Outpatient care centers. The diverse establishments in this group include kidney dialysis centers, outpatient mental health and substance abuse centers, health maintenance organization medical centers, and freestanding ambulatory surgical and emergency centers.

Other ambulatory health care services. This relatively small industry segment includes ambulance and helicopter transport services, blood and organ banks, and other ambulatory health care services, such as pacemaker monitoring services and smoking cessation programs.

Medical and diagnostic laboratories. Medical and diagnostic laboratories provide analytic or diagnostic services to the medical profession or directly to patients following a physician's prescription. Workers may analyze blood, take x rays and computerized tomography scans, or perform other clinical tests. Medical and diagnostic laboratories provide the fewest number of jobs in the health care industry.

If you work in the healthcare industry, you may want to get out of that silly industry and join the fashion industry.  If you do that, you would then be welcome at the Fashion Industry Network.

Return to the women's clothes guide section or the clothes main area to find additional choices.
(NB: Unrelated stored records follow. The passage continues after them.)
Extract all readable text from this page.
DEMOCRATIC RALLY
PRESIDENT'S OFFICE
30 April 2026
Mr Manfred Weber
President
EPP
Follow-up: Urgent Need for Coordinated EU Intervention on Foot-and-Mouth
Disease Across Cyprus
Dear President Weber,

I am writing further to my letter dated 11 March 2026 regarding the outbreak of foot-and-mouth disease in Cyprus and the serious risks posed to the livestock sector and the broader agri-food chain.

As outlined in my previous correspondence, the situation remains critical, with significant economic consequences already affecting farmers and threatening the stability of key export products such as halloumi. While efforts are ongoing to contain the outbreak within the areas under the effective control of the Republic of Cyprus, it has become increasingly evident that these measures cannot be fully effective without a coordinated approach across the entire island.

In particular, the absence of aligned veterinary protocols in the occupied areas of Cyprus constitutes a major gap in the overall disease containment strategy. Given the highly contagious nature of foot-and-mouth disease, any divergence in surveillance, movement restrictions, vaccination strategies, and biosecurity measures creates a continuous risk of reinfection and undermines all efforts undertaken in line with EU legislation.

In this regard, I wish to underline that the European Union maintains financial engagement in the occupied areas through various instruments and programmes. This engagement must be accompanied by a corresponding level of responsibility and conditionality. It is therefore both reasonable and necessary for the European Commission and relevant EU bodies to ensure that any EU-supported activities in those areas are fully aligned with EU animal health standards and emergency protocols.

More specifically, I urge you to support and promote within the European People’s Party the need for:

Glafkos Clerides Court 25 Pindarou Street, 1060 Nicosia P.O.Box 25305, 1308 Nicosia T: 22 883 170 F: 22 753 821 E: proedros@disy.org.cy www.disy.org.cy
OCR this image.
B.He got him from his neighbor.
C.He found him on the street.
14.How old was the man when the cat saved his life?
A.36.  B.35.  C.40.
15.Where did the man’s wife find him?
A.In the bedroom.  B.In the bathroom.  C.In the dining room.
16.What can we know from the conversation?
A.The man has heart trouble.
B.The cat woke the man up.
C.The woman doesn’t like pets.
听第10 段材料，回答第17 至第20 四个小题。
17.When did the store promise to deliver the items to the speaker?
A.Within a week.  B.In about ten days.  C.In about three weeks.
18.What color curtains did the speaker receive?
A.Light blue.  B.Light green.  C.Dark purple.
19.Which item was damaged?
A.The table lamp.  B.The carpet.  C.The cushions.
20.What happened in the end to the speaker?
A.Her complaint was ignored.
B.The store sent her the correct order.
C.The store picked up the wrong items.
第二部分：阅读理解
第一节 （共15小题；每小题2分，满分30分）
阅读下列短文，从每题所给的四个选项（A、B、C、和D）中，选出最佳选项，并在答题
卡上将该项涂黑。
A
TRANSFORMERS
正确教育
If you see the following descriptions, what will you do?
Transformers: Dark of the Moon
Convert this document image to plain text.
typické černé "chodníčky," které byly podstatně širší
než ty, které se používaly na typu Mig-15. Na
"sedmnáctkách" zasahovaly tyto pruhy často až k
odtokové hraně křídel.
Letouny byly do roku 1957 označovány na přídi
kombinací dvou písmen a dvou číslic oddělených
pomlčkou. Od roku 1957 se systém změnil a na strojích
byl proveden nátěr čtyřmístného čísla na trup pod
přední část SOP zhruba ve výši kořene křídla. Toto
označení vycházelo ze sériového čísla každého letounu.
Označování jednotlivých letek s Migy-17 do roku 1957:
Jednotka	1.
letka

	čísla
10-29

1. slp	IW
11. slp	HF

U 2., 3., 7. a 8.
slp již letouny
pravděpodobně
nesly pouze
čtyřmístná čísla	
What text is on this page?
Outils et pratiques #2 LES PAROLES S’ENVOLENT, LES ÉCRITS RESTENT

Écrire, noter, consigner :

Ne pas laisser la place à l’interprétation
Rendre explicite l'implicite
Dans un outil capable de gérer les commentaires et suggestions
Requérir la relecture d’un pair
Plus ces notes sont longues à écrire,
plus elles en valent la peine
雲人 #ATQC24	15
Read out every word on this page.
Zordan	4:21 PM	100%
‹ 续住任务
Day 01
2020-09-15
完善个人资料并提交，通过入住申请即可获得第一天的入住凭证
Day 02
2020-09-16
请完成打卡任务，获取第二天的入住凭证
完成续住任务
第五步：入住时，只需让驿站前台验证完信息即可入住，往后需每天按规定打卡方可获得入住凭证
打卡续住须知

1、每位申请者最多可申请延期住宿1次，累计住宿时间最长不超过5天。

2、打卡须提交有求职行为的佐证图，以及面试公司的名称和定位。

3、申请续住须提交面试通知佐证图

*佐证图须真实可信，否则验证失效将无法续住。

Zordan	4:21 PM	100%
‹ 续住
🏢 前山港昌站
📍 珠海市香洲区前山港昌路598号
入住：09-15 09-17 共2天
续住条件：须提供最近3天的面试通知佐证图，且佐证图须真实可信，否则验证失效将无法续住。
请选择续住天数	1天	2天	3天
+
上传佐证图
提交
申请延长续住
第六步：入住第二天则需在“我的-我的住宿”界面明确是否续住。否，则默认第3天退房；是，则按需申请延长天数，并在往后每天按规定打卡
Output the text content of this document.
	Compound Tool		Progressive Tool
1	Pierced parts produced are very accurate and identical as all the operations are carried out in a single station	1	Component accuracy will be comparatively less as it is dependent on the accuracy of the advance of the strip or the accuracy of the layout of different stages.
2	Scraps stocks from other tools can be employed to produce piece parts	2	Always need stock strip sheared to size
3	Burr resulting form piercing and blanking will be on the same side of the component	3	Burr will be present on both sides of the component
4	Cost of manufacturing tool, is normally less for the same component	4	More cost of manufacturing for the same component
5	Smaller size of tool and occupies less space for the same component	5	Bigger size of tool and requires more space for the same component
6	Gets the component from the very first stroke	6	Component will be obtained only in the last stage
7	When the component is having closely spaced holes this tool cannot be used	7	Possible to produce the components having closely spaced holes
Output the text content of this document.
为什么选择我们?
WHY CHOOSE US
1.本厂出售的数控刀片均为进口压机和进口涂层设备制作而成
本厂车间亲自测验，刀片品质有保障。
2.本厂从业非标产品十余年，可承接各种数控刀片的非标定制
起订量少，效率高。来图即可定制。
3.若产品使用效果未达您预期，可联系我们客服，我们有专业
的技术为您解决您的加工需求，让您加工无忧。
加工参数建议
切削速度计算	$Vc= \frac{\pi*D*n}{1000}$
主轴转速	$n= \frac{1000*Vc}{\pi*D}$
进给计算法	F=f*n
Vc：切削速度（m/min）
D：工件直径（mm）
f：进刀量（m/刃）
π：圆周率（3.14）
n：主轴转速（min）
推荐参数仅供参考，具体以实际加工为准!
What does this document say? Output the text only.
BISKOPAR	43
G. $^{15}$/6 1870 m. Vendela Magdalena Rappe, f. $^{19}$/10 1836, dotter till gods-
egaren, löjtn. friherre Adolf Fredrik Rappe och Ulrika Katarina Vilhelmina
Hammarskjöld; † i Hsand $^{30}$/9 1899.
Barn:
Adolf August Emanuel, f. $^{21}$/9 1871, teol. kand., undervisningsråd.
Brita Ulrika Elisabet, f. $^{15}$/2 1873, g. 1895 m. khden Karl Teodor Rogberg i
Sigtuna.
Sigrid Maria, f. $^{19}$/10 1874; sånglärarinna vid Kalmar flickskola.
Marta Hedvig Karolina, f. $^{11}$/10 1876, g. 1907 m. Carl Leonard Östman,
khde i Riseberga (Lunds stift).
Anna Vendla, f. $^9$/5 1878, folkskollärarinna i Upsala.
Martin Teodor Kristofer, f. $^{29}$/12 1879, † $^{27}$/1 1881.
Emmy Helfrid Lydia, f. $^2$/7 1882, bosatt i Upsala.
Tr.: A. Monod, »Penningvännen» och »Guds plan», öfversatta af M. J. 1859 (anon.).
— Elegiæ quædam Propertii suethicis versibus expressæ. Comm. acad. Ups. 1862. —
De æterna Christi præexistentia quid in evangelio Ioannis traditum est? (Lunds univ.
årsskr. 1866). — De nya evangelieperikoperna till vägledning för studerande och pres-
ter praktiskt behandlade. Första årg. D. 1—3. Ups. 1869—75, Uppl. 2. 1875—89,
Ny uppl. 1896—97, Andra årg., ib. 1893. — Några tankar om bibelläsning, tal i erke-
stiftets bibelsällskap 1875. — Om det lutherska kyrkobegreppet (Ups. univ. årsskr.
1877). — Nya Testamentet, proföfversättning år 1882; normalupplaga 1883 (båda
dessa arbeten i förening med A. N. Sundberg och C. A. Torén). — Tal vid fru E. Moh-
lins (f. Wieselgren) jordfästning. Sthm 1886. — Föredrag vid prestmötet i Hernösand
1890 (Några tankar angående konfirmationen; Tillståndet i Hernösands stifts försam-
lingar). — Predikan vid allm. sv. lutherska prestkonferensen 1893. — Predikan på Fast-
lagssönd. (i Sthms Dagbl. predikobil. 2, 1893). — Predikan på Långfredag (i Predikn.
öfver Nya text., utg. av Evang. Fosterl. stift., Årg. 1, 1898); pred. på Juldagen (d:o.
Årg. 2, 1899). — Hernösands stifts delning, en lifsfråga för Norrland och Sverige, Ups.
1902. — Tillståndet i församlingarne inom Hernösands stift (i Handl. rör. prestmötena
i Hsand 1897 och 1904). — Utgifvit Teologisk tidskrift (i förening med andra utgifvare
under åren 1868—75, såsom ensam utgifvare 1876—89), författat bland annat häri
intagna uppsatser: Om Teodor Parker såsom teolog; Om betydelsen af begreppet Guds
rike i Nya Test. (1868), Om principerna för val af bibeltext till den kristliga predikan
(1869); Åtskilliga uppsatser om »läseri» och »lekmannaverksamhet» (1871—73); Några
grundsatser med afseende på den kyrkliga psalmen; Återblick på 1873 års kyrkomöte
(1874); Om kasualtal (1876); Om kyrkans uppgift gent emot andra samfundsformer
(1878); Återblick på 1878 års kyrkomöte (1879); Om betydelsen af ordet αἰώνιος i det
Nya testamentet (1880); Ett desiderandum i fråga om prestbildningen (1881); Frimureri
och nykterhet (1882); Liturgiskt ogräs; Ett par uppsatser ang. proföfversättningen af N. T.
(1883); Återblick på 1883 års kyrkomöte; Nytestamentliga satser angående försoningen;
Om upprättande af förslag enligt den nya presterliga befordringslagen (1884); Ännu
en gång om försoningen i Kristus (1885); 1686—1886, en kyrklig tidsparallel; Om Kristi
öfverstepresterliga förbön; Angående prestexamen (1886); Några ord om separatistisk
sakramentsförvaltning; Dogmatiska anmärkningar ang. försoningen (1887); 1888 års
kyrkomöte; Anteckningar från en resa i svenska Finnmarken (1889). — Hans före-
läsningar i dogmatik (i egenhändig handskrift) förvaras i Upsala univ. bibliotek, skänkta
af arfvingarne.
Combining medical technology and the human touch, the health care industry administers care around the clock, responding to the needs of millions of people
from newborns to the critically ill.
According to a bls.gov report from 2006, "about 580,000 establishments make up the health care industry; they vary greatly in terms of size, staffing patterns, and organizational structures. Nearly 77 percent of health care establishments are offices of physicians, dentists, or other health practitioners. Although hospitals constitute only 1 percent of all health care establishments, they employ 35 percent of all workers.  The health care industry includes establishments ranging from small-town private practices of physicians who employ only one medical assistant to busy inner-city hospitals that provide thousands of diverse jobs."

You may also want to visit the men's medical clothing section.  Some clothing in the medical field are unisex.